El problema no es solo de una planta o de una marca. Cuando Seat frena, los proveedores de componentes en Cantabria, Navarra y otras regiones lo notan en los pedidos. La conexión es estructural: los fabricantes españoles dependen de un mercado europeo que lleva tres años contrayéndose.

El riesgo sobre las fábricas españolas

La industria del automóvil en España ya no puede mirar a Alemania como si fuera un problema ajeno. Las decisiones que se toman en Wolfsburgo, la sede de Volkswagen, viajan rápido hasta Martorell, la planta principal de Seat. Y de ahí, a toda la red de proveedores que vive alrededor del sector.

La producción europea no cae por una racha de mala suerte: es una tendencia estructural que reordena las dependencias industriales del continente.

La dependencia de los fabricantes europeos de coches es una fortaleza o un riesgo. Cantabria Económica plantea la cuestión directamente. La respuesta, a la vista de los datos de producción, no resulta especialmente tranquilizadora.

La industria y otras crisis de la UE se superponen en un momento especialmente delicado. Diario de Noticias de Navarra apunta a un encadenamiento de tensiones sectoriales que va más allá del automóvil. La automoción es la puerta de entrada de una crisis más amplia.

El empleo, de hecho, es la variable que más inquieta a los comités de empresa. La crisis de Volkswagen en Alemania no tardará en tener traducción en las plantas españolas del grupo. La automoción nacional arrastra ya varios meses de ajustes silenciosos en contrataciones y ritmos de producción.

La dependencia como factor de riesgo

Durante décadas, la industrialización europea se construyó sobre la especialización: Alemania producía los motores, España ensamblaba, Europa central fabricaba componentes. Ese modelo funcionaba mientras la demanda crecía y los costes se mantenían estables. Ahora, con tres ejercicios consecutivos de contracción, la arquitectura de interdependencias se convierte en una vía de transmisión del contagio.

La entrada de fabricantes chinos en el mercado europeo añade una capa extra de incertidumbre. No se trata solo de cuota de mercado: es una cuestión de escala, de tecnología y de plazos. Alemania, que durante décadas marcó el ritmo de la innovación automovilística, se encuentra ahora reaccionando a una disrupción que no controla.
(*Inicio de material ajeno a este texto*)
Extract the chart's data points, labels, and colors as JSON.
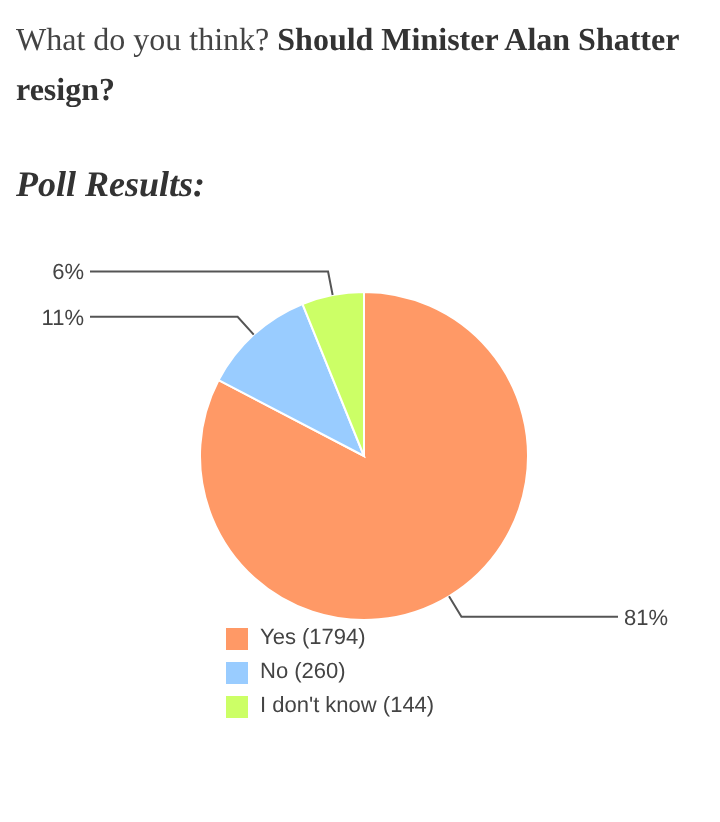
{
  "chart_data": {
    "type": "pie",
    "title": "What do you think?",
    "subtitle": "Should Minister Alan Shatter resign?",
    "annotations": [
      "Poll Results:"
    ],
    "categories": [
      "Yes (1794)",
      "No (260)",
      "I don't know (144)"
    ],
    "values": [
      81,
      11,
      6
    ],
    "value_labels": [
      "81%",
      "11%",
      "6%"
    ],
    "colors": [
      "#ff9966",
      "#99ccff",
      "#ccff66"
    ],
    "legend": "bottom"
  }
}
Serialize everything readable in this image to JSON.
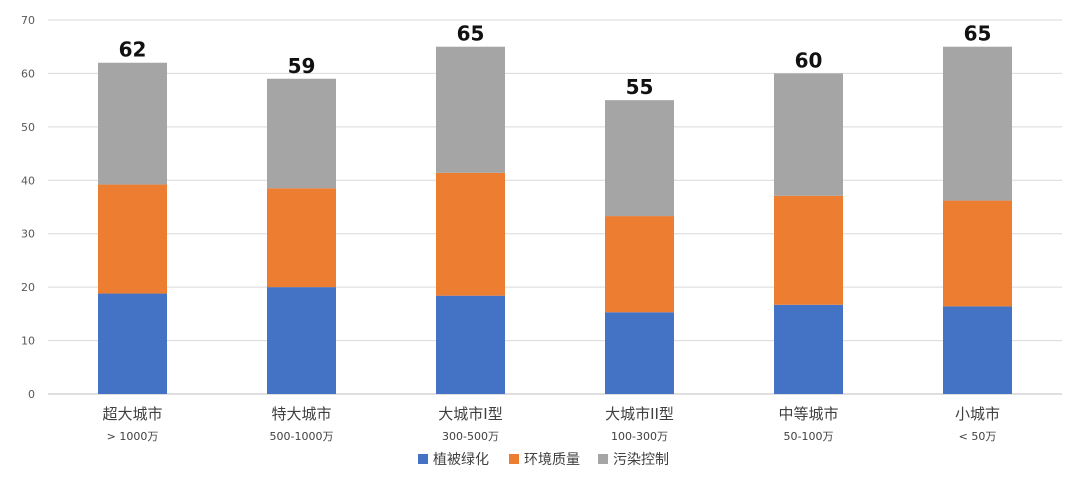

Mi lectura es que esta crisis es estructural, no coyuntural. Llevaba una década incubándose, acelerada por una electrificación que avanza a contracorriente de la estructura industrial alemana. Que la producción europea caiga tres años seguidos no es una racha: es una tendencia.

Mientras tanto, el resto de la industria europea observa. La crisis de la automoción no es un episodio aislado sino el síntoma de una pérdida de competitividad que alcanza a la energía, los insumos y el capital. Alemania ya no tira del carro europeo con la fuerza de antes.

El sector español lo afronta con una cautela justificada. La pregunta de fondo no es si habrá ajustes, sino cuándo dejarán de ser goteo para convertirse en decisiones estructurales.